Thursday 1 December 2011

Re:New: Europarties and Primaries

When I wrote about the Re:New conference and the lack of policy at the PES level on Friday, I wanted to find out more about the Europarty and how things are done. Luckly there was a workshop on Transnational parties on Saturday, which I attended (annoyingly most of the workshops I would be interested in were on on Saturday afternoon: I would have liked to have asked a few questions at the citizenship workshop on Zambrano and McCarthy).

Understandably the structure of Europarties mitigated against more unified political platforms being put forward at European elections (and in between). Europarties have evolved over the last 20 years, with political foundations (such as FEPS for PES), and firmer legal regulation for their legal status and funding. While there was some interesting presentations on the history and structure of the Europarties (notably from Erol Kuelachi and Steven van Henke). However, of the three aspects raised by Sebastian von Thuena (1. institutional aspects of Europarties; 2. the legal structure; and 3. the role of the grassroots), the question of the grassroots was picked up on by the audience (which counted a few PES activists among its members). How grassroots activists should work alongside national parties - via exchanges and uring election campaigns - was debated. Apparently there have been PES activist exchange programmes trialed that haven't been very successful, and national parties are unsure of how to react to PES activists (in some cases perhaps fearing that the PES is a competitor for institutional control within the party).

I was disappointed that the PES primaries weren't being discussed, so I asked:

"What could be the effect of the PES presidential candidate (and does the PES see it as more parliamentary or presidential)? It could have a chain effect (if there’s enough momentum) – 1. Would it take away from activist influence on the manifesto? 2. Would it bring the Commission closer to the EP? 3. Would it mean coalition Commissions and provoke reorganisation in the Greens, etc.?"

There wasn't enough time to address all of these points, but Steven van Henke pointed out that the PES would confirm both the candidate and the programme, raising the prospect of the candidate not being able to stand on their own platform. Originally I had thought that it could push activists out of the role of manifesto-shaping that they had gained at the last election - it will be interesting to see how the PES balances the national parties, the activists and the candidate's view in the joint manifesto.

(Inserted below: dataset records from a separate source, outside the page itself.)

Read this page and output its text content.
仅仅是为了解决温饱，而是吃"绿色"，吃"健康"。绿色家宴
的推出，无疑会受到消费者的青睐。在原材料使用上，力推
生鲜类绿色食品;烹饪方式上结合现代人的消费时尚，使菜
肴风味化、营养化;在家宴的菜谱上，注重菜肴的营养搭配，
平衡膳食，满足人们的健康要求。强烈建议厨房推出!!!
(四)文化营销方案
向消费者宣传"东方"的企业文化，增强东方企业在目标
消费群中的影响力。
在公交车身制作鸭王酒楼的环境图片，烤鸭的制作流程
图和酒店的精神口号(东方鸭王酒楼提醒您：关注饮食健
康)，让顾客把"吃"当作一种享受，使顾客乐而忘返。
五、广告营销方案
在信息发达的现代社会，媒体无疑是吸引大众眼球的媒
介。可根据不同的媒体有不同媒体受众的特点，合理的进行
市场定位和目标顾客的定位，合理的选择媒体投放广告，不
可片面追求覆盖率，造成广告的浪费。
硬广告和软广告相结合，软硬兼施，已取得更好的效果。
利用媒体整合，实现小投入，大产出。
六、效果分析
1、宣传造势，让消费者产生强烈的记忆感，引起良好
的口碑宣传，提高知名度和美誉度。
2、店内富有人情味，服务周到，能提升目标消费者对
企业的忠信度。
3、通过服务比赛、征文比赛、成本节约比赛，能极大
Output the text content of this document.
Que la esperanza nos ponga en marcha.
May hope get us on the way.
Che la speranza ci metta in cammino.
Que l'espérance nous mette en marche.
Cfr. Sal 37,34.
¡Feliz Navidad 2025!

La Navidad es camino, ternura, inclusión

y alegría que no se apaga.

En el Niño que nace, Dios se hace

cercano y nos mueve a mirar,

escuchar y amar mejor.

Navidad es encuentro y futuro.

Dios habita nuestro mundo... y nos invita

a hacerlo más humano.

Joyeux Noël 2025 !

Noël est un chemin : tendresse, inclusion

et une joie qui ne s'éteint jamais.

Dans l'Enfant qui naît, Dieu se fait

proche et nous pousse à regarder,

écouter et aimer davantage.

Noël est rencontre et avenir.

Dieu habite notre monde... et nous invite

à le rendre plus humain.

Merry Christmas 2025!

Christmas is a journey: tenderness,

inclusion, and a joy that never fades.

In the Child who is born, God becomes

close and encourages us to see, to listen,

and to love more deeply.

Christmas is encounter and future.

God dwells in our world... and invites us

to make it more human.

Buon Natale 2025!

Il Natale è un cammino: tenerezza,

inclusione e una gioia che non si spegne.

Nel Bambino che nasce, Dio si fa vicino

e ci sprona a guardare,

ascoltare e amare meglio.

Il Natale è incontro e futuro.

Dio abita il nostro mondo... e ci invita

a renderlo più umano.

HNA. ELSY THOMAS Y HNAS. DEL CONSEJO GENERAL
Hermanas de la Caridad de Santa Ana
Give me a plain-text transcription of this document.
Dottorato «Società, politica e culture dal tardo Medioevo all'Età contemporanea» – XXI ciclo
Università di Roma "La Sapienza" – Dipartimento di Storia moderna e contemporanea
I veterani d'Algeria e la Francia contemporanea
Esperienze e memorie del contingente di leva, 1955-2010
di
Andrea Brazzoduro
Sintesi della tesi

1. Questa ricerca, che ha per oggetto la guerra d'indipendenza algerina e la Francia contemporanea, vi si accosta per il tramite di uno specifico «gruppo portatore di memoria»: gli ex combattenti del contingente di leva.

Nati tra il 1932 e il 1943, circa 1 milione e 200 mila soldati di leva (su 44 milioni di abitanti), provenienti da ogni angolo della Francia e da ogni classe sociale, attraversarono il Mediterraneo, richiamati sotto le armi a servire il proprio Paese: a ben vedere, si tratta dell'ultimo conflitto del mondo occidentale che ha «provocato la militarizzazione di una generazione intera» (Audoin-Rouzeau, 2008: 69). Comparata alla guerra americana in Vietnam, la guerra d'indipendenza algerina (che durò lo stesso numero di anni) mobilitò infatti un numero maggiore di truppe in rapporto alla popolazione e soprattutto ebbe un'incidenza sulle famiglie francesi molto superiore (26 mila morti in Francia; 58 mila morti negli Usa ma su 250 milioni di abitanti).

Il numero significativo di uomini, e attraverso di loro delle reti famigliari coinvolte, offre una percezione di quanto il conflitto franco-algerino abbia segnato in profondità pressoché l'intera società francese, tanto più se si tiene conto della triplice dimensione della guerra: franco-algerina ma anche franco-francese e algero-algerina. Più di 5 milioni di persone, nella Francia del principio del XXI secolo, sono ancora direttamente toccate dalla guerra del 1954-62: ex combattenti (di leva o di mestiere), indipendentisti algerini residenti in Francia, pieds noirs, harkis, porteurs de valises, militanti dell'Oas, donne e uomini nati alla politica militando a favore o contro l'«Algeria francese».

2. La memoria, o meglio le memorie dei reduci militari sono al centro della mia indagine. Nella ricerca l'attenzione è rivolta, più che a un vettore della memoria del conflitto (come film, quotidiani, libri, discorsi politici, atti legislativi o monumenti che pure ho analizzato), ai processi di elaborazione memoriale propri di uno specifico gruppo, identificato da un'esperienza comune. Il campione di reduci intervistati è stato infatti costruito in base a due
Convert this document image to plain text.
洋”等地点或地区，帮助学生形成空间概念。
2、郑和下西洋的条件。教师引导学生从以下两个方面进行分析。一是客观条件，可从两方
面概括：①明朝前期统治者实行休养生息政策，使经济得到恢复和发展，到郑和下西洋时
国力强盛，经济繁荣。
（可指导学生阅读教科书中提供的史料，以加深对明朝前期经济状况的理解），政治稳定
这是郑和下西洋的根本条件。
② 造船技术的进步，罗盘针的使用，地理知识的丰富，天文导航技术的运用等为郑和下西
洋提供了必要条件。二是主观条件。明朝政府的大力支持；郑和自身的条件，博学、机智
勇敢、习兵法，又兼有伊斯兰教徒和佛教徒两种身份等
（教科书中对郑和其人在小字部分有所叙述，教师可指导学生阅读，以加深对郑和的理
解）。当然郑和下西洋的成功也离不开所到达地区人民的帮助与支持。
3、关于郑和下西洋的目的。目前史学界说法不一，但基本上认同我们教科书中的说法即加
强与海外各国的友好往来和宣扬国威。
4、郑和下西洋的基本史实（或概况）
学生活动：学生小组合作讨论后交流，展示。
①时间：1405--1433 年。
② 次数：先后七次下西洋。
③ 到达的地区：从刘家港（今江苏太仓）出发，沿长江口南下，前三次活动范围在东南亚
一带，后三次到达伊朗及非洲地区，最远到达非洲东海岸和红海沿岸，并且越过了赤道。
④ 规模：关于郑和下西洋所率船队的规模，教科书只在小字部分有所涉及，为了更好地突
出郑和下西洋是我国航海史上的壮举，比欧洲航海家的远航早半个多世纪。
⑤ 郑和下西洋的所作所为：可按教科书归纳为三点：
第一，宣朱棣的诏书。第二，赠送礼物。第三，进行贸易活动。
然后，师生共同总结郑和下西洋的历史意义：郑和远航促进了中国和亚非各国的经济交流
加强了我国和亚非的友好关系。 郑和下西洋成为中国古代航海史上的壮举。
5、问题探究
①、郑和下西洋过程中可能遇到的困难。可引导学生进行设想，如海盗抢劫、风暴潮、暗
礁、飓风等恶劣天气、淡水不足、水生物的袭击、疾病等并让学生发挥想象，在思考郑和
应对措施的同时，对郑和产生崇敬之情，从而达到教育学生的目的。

Another aspect of the PES primaries is their timing. I hadn't noticed anything about the timing of the primaries during my first glance through the procedure, but I've heard complaints about the process being held over the December/January before the election, since it is extremely difficult to organise events for national parties at that time (at least, I have heard these complaints from the Irish Labour activists; and Irish Labour has been one of the most enthusiastic parties for PES primaries). Together with the uncertainty of the number of parties which will hold direct votes and whether the candidate will have much control over his/her policy platform, the PES's seeming political coup could be strangled at birth. Since it has the potential to boost not only the PES but also push the other Europarties to be more coherent, it would be a big loss to EP democracy.